What do you think about the full disclosure of vulnerabilities?

I’m quite neutral about this. On one hand, I think that it should be every customer’s right to point out flaws in the products they buy and I really don’t see why those who find bugs should be *obliged* to first report it to the vendor – i.e. why should they be forced to do a free Q&A with the vendor?

On the other hand, when we look at the quality of the advisories published these days, where most of the bugs reported are just some denial of services, I have the feeling that people are looking for cheap publicity. It’s quite understandable that companies which are victims of those “audits” might feel a bit pissed off.

Naturally, from time to time we see a very interesting bug report, sometimes presenting a new class of bugs or a new method of exploitation. It’s hard to overestimate the value of such reports for the security community, so if the author decided to release those information for free, I guess we all should only be grateful to the author.

What is your opinion about Microsoft Patch Tuesdays? Shouldn’t there be more frequent patch releases?

I guess there should be, but I can also understand that releasing a patch is a complicated business process, because it requires lots of testing, etc. I also realize that even if we had patches released on a daily basis, that still would not be a sufficient solution, as attackers might still exploit some unknown vulnerability.

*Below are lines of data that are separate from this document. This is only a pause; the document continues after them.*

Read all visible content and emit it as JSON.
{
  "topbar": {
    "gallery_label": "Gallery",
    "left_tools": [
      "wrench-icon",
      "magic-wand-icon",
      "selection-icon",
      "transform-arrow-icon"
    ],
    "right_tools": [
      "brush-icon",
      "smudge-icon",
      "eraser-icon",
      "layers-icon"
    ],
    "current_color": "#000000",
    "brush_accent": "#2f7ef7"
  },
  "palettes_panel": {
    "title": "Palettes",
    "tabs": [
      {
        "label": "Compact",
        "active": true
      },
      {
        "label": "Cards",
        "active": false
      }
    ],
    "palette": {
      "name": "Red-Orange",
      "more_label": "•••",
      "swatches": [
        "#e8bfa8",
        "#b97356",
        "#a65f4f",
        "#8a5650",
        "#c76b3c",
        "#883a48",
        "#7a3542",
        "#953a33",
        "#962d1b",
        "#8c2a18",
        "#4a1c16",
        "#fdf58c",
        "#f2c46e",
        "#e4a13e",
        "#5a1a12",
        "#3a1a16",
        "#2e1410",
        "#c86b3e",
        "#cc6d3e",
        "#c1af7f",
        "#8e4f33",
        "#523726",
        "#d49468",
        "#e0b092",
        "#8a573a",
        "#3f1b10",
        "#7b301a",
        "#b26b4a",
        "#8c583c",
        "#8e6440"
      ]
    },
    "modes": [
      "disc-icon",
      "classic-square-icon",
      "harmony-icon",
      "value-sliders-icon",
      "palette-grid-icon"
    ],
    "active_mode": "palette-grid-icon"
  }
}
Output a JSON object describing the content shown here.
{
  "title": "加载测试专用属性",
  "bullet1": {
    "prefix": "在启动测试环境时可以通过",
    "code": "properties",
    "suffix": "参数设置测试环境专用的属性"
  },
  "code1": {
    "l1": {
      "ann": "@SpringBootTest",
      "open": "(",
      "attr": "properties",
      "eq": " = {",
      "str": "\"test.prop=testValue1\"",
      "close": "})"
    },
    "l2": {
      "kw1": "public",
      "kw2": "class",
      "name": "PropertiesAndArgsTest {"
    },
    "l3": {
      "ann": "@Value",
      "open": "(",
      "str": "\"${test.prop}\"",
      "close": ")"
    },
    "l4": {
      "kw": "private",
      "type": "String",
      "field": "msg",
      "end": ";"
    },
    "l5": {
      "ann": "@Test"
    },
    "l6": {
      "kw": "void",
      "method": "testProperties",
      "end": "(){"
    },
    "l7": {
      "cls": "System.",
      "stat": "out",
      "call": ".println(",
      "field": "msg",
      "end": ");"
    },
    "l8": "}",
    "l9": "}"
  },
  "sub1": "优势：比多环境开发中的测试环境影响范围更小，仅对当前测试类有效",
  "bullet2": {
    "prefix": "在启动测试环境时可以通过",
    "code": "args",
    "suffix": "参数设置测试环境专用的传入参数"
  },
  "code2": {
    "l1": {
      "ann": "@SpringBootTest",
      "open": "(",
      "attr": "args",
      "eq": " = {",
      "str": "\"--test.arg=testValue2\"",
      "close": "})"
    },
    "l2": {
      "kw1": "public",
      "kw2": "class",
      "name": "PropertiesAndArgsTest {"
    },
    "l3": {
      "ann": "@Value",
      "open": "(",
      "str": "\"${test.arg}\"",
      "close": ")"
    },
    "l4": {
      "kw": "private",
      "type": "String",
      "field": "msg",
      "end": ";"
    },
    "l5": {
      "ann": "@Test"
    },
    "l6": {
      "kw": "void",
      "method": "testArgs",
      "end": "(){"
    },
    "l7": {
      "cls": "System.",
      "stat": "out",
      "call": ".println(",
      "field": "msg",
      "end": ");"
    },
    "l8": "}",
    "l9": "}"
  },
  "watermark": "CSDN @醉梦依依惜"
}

Thus, I think it’s much more important that the OS itself provided various anti-exploitation technologies and also be designed to limit the damage of the potential successful exploitation (least privilege design, strict privilege separations, etc). And it’s clear that Microsoft is going this way, although there’s still room for improvement in this area.

What is the most interesting fact you’ve become aware of while researching for your recent papers?

It’s hard to point to just one fact. Usually the most amazing thing is that something you though of before (e.g. some attack) actually does work after you implemented the proof-of-concept code. That’s always very amazing for me.

What’s your take on the open source vs. closed source security debate?

I don’t like when people say that something is secure just because it’s open source and inherently insecure, just because it’s a commercial, closed source product.

Although it should be admitted that a lot of security technologies have been introduced in the open source systems for the first time, like e.g. ASLR which has been invented by PaX about 6 years ago.

What are your future plans? Any exciting new projects?

I think that I would like to focus more on the defense side now. In the past two years I have worked on several offensive techniques, starting from passive, very hard to detect covert channels (“Nushu”), then I presented “Stealth by Design”, type II malware, then I showed that Vista kernel can be subverted despite the new protection mechanism and also demonstrated that recent hardware virtualization technology can be used to create a new class of stealth malware – something I call type III malware (e.g. “Blue Pill”). And just recently I found that hardware based memory acquisition as used for forensics, believed to be absolutely reliable, because it uses so called “Direct Memory Access” to read memory, can be cheated in some cases.

Unfortunately I haven’t seen any serious effort in the security world to address most of those threats. We still don’t have any effective way to combat type II malware. Network intrusion detection systems and firewalls are years behind when it comes to detecting or preventing any more advanced covert channels. We still don’t have any good solution to prevent or detect hardware virtualization based malware…

I would like to work more on the defense side now – I believe that we should convince OS vendors (and also CPU vendors) to make systems verifiable – so that we could come up with *systematic* ways to check whether the system is infected by any of type I, II or III malware.